More than 87% of the 68 real-world cable failure events they investigated had less than 5% impact on the nodes. The single largest event was in March 2024 when an undersea disturbance off the coast of Ivory Coast damaged seven to eight cables simultaneously, shutting down 43% of regional nodes, but only affecting five to seven Bitcoin nodes globally, or about 0.03% of the network.
The correlation between cable failure and Bitcoin price was effectively zero, at -0.02. Infrastructure disruption is invisible to daily price fluctuations.
However, the most important finding of this paper is the asymmetry between random and targeted attacks.
Random cable failures require 72-92% removal to cause damage, while targeted attacks on cables with the highest inter-cable centrality, which act as intercontinental chokepoints, reduce that threshold to 20%.
Additionally, if you target the top five hosting providers by number of nodes: Hetzner, OVH, Comcast, Amazon, and Google Cloud, you only need to remove 5% of their routing capacity to achieve the same effect.
This is a fundamentally different threat model. Accidental failure is a natural phenomenon. A targeted attack is an act of a state, a coordinated outage due to regulation of a hosting provider, or the intentional disconnection of a critical cable route. This study essentially maps two very different adversaries. One is Bitcoin, which can easily survive, and the other is still a reliable risk.
How threats to Bitcoin change over time
This paper tracks how resilience has evolved over time, but the trajectory is not a straight line. Bitcoin was most resilient in its early years from 2014 to 2017, when the network was geographically diverse and the critical failure threshold was around 0.90 to 0.92.

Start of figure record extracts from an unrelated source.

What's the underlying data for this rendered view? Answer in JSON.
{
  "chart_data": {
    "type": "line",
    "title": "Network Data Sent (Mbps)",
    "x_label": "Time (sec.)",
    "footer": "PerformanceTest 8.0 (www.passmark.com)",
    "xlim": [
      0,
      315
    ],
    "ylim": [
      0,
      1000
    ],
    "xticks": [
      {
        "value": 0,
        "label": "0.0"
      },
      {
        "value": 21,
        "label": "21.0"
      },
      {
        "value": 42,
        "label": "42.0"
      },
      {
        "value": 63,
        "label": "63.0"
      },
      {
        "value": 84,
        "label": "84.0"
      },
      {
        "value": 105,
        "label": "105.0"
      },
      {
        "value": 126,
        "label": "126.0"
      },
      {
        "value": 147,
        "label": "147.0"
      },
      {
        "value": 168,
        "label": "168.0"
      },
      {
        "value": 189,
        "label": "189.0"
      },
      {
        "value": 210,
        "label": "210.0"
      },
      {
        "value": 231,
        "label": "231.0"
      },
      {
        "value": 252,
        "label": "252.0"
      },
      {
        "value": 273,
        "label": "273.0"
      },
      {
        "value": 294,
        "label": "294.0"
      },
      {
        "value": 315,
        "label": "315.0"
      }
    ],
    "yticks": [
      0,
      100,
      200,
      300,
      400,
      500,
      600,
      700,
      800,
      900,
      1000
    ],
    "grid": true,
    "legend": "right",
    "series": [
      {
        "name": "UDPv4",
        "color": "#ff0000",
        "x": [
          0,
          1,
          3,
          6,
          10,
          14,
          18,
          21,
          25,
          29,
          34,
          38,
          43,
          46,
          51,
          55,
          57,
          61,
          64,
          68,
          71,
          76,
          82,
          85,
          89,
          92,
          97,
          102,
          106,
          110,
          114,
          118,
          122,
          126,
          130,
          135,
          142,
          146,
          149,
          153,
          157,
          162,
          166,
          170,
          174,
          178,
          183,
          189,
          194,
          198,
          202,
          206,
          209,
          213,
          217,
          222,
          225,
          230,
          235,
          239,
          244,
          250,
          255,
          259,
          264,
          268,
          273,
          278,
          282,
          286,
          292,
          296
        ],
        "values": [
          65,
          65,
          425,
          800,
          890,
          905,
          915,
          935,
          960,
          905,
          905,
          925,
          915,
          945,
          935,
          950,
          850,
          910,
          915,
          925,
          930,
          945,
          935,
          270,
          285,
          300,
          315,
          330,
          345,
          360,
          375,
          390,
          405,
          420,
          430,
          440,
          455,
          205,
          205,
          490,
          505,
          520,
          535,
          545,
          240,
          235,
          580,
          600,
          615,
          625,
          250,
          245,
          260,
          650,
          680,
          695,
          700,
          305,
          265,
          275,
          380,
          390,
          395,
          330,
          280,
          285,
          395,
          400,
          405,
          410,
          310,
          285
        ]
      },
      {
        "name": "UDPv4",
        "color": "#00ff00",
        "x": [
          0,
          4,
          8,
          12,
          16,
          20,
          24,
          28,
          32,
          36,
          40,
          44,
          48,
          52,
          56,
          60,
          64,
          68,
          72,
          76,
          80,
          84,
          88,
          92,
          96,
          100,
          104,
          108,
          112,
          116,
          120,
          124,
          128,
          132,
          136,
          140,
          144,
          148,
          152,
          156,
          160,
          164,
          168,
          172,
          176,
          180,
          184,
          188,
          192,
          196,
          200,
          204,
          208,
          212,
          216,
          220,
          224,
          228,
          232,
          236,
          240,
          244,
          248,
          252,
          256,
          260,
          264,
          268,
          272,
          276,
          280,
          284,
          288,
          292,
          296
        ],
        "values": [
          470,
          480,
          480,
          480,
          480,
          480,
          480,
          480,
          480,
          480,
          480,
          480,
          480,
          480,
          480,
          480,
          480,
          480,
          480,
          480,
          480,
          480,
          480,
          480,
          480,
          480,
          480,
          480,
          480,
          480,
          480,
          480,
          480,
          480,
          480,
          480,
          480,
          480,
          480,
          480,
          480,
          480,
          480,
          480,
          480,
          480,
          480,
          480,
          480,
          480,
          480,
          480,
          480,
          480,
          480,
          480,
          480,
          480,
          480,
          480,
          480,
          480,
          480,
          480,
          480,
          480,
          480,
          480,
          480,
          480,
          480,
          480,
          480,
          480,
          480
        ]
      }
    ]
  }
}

As the network grew rapidly but became geographically concentrated, resilience declined sharply from 2018 to 2021, reaching a low point of 0.72 in 2021 at the peak of mine concentration in East Asia. China’s mining ban in 2021 forced redistribution, and resilience partially recovered to 0.88 in 2022, but settled to 0.78 in 2025.
The discovery of TOR challenges conventional thinking. As of 2025, 64% of Bitcoin nodes are using TOR, making their physical location unobservable.
It has been believed that this unobservability may hide vulnerabilities, and that if TOR nodes are found to be geographically concentrated, the network may be more vulnerable than it appears.
The Cambridge researchers built a four-layer model to test this and found the opposite. TOR relay infrastructure is concentrated in Germany, France, and the Netherlands, which have extensive submarine cables and land border connections.
These countries are among the most difficult to disconnect, so attackers face compounding problems when attempting to disrupt TOR relay capabilities by cutting cables. The four-layer model consistently showed higher resilience than the clearnet-only baseline, with TOR adding 0.02 to 0.10 to the critical failure threshold.
The paper calls this “adaptive self-organization.” In response to censorship incidents such as Iran’s internet shutdown in 2019, Myanmar’s coup d’état in 2021, and China’s mining ban, adoption of TOR has increased rapidly.
The Bitcoin community has moved to a censorship-resistant infrastructure without central coordination, and that move has made the network less susceptible to physical interruptions.
With the Strait of Hormuz effectively closed and regional wars disrupting infrastructure across the Middle East, the question of what will happen to Bitcoin if undersea cables are damaged is not theoretical.
This research suggests that the answer is probably nothing, unless someone intentionally targets the specific cable and hosting providers that matter most.